After successful completion of this course, students will be able to

  • understand how to define in Coq the syntax of simple programming languages, in particular variants of a simple imperative language and of the simply-typed lambda calculus;
  • define the big-step and small-step operational semantics of such simple languages;
  • formally define type systems for such languages as inductive relations;
  • work out the metatheory of such languages, by proving results such as type soundness;
  • understand the semantic foundations of Hoare Logic and Relational Hoare Logic;
  • use Hoare Logic for verifying the correctness of simple imperative programs, both formally in Coq and informally on paper;
  • understand the semantic foundations of Secure Information Flow Control and Noninterference.
  • use Relational Hoare Logic for proving program equivalence as well as Noninterference of simple imperative programs;
  • be familiar with static and dynamic enforcement mechanisms for Secure Information Flow Control as well as their formal noninterference guarantees (e.g. security type systems, secure multi-execution, etc.);
  • understand how to formalize Cryptographic Constant Time in Coq;
  • apply different proof techniques in Coq (e.g. induction on rule derivations, proof automation).

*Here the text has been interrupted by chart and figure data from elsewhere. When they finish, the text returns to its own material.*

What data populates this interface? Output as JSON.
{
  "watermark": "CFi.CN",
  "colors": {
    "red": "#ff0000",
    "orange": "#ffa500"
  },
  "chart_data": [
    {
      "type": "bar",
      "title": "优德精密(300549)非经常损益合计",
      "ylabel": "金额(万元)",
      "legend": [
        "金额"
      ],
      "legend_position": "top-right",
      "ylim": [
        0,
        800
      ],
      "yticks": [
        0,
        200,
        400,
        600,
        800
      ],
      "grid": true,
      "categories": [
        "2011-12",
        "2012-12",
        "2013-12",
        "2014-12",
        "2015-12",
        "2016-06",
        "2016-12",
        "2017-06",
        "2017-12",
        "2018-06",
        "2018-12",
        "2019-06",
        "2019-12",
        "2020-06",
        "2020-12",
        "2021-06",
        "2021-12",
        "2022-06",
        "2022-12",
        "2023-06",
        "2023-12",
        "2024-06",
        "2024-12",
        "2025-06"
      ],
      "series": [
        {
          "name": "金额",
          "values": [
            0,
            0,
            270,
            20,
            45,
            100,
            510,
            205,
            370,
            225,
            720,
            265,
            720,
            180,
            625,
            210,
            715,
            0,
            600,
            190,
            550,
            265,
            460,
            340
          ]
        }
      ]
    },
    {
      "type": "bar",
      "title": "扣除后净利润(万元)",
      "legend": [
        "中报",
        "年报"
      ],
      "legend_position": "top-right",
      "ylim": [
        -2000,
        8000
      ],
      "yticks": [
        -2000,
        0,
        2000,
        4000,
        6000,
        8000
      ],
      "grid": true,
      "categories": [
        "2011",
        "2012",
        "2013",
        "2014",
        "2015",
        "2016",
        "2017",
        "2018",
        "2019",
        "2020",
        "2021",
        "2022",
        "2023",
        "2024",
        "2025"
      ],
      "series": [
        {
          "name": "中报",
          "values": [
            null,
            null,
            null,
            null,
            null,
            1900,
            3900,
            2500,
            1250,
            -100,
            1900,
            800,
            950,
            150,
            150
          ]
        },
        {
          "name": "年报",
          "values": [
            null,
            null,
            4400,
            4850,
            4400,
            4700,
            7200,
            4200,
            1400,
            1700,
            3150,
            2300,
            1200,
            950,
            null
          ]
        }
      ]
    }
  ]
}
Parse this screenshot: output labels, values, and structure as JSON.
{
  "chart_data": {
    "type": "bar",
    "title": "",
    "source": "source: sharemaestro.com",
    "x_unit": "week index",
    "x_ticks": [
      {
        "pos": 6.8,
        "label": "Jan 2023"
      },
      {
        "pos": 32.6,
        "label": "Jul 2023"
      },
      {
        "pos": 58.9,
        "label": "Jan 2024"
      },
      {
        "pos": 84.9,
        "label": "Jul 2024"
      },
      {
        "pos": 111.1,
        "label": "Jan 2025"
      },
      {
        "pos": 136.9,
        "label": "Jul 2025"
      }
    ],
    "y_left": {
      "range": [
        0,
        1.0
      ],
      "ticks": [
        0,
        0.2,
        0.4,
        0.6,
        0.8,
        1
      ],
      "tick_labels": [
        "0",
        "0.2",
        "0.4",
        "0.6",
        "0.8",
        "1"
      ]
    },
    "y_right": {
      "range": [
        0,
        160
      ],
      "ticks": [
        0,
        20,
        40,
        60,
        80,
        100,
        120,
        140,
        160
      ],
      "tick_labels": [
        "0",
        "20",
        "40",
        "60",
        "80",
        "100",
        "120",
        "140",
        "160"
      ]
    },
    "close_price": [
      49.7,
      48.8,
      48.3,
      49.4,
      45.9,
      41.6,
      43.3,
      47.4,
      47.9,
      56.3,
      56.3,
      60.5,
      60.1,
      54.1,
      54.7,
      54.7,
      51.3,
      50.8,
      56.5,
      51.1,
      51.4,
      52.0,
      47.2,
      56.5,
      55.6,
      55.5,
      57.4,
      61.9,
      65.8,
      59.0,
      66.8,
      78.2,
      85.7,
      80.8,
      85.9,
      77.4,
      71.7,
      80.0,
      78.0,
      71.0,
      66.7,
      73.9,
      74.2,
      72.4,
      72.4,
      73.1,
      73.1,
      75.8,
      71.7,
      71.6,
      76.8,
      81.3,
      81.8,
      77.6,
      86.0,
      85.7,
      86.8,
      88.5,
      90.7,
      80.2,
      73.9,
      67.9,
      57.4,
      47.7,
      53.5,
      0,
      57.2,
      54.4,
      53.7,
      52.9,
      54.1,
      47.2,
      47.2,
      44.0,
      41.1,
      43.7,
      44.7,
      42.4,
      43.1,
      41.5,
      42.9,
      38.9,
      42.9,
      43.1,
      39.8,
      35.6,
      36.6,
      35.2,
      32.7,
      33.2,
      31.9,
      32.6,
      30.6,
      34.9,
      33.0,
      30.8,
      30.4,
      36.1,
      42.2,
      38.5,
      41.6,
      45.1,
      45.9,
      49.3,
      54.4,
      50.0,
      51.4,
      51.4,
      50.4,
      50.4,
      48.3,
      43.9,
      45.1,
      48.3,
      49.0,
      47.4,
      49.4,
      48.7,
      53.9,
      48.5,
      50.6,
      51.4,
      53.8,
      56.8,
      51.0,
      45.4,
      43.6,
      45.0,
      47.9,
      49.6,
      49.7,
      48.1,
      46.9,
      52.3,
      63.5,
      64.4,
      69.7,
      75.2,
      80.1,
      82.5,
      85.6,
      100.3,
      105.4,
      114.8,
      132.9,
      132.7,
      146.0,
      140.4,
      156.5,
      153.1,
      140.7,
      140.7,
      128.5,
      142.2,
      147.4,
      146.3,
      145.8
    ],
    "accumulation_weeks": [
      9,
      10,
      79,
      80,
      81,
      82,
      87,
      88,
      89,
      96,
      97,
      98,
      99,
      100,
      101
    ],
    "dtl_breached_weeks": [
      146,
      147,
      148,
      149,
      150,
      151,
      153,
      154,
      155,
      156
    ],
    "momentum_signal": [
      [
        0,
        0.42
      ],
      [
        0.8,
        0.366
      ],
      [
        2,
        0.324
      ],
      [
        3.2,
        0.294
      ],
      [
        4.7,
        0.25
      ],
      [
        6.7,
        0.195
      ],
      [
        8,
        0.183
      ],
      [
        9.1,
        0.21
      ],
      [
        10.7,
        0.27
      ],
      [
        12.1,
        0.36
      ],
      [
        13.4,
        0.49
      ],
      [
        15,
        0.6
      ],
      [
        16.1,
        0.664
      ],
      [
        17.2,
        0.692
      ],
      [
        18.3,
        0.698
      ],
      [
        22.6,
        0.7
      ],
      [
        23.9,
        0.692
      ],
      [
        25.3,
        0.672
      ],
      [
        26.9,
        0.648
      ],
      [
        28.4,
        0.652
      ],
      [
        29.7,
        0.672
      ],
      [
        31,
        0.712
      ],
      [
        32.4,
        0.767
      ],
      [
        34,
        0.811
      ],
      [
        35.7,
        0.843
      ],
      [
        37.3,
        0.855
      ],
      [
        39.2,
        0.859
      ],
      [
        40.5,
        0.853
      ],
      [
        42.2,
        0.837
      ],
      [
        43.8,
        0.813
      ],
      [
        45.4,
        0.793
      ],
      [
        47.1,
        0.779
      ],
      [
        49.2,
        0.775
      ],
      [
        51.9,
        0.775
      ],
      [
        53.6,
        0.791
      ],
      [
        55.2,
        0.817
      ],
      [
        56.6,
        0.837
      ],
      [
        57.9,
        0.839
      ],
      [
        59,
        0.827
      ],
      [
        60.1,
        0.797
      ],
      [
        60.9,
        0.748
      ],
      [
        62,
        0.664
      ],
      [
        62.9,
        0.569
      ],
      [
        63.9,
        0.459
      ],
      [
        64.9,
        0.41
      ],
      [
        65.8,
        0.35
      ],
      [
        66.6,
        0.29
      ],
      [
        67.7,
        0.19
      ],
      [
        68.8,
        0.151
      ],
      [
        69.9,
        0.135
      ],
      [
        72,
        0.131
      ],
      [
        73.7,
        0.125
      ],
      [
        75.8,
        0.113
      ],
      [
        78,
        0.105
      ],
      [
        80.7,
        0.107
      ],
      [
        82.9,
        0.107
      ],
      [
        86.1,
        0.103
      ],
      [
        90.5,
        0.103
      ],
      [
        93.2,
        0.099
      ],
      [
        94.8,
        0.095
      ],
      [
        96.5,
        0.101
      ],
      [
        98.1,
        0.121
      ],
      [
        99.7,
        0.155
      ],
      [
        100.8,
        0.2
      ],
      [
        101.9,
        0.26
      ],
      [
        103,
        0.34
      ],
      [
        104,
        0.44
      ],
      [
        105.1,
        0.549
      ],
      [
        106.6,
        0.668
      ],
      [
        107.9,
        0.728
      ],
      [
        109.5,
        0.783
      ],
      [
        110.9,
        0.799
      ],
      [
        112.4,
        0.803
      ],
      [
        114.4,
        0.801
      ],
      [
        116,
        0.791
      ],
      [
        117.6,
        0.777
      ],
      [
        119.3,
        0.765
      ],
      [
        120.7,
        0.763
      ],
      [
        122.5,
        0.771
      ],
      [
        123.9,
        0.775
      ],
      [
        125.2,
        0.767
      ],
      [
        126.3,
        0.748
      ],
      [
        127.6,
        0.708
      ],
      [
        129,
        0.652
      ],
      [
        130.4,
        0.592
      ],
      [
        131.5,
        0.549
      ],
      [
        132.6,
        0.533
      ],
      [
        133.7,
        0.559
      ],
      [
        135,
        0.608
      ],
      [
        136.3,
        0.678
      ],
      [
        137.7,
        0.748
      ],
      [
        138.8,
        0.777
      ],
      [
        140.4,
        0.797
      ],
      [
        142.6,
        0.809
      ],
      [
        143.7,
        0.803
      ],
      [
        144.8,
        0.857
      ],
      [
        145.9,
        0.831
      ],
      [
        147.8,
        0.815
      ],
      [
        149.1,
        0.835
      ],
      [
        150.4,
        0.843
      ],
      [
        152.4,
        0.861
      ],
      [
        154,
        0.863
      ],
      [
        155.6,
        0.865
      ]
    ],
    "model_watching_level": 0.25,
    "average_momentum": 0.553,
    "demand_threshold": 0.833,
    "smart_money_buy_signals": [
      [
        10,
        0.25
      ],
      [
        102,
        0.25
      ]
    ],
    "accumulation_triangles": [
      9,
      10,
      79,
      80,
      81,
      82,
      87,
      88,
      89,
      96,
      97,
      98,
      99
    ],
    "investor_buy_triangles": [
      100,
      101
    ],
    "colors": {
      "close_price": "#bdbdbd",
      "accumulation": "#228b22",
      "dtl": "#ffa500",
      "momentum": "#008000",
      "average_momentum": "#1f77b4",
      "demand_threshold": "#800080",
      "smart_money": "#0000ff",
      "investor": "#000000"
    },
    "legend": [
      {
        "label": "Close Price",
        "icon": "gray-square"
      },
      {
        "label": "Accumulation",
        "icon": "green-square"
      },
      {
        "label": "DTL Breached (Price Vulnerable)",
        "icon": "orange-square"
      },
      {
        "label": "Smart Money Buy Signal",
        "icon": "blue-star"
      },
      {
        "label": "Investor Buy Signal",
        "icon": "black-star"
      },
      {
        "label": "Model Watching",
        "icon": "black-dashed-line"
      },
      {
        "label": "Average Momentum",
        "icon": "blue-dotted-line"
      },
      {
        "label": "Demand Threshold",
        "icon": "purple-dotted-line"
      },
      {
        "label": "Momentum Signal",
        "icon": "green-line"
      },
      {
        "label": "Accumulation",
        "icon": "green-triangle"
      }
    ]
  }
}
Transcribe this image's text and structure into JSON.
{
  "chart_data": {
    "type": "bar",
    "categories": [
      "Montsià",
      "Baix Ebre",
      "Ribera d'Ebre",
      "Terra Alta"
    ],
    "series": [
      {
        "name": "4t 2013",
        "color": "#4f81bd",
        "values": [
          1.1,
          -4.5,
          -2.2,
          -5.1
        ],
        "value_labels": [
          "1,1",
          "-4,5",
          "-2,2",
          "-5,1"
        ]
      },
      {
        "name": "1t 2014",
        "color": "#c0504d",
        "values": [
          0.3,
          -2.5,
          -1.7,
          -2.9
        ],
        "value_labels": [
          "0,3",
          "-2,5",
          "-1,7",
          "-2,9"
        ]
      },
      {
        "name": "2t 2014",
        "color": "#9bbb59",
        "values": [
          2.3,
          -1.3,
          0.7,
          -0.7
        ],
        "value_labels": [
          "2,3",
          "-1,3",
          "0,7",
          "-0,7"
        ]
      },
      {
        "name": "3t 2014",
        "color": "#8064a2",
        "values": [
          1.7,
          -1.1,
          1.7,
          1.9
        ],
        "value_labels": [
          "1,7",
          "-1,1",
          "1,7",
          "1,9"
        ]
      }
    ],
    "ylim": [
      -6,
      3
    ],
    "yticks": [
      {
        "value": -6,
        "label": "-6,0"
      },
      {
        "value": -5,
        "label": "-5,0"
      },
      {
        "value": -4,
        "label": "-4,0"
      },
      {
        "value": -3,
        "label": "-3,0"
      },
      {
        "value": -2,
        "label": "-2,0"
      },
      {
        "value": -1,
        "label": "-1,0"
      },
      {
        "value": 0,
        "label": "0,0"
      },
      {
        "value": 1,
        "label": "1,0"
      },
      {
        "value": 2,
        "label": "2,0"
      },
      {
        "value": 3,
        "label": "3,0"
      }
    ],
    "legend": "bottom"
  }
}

Requirements for getting credit points

There will be a mandatory written final exam (120 minutes) that counts for 100% of the grade. In addition there will be weekly exercise sheets that are crucial for preparing for the exam and that, when submitted on time, count for bonus points, up to 20% of the final grade. We will also have an optional midterm exam that helps students practice for the final exam, but only counts for bonus points, up to 10% of the final grade.

To pass the course and receive credit points one has to attend the final exam and the weighed sum of your scores including bonus points (which can add up to a maximum of 130%) has to be at least 50%.

Which students can attend this course and get official credit?

  • Computer Science MSc students
  • IT Security MSc students
  • Mathematics MSc students ("Nebenfach Informatik")
  • CASA PhD students -- attendance requirement is to reach 50% of the points in the exercise sheets

BSc students in CS and ITS can only take this as a free elective, ger. “Freier Wahlbereich”. If you are in another program and still want to attend the course for credit please get in touch with us and the examination office.

eCampus page

  • TBD

Literature

[1] Software Foundations, Vol. 2: Programming Languages Foundations. Benjamin C. Pierce et al.

[2] The Coq Proof Assistant.

[3] Security Foundations. Catalin Hritcu and Roberto Blanco.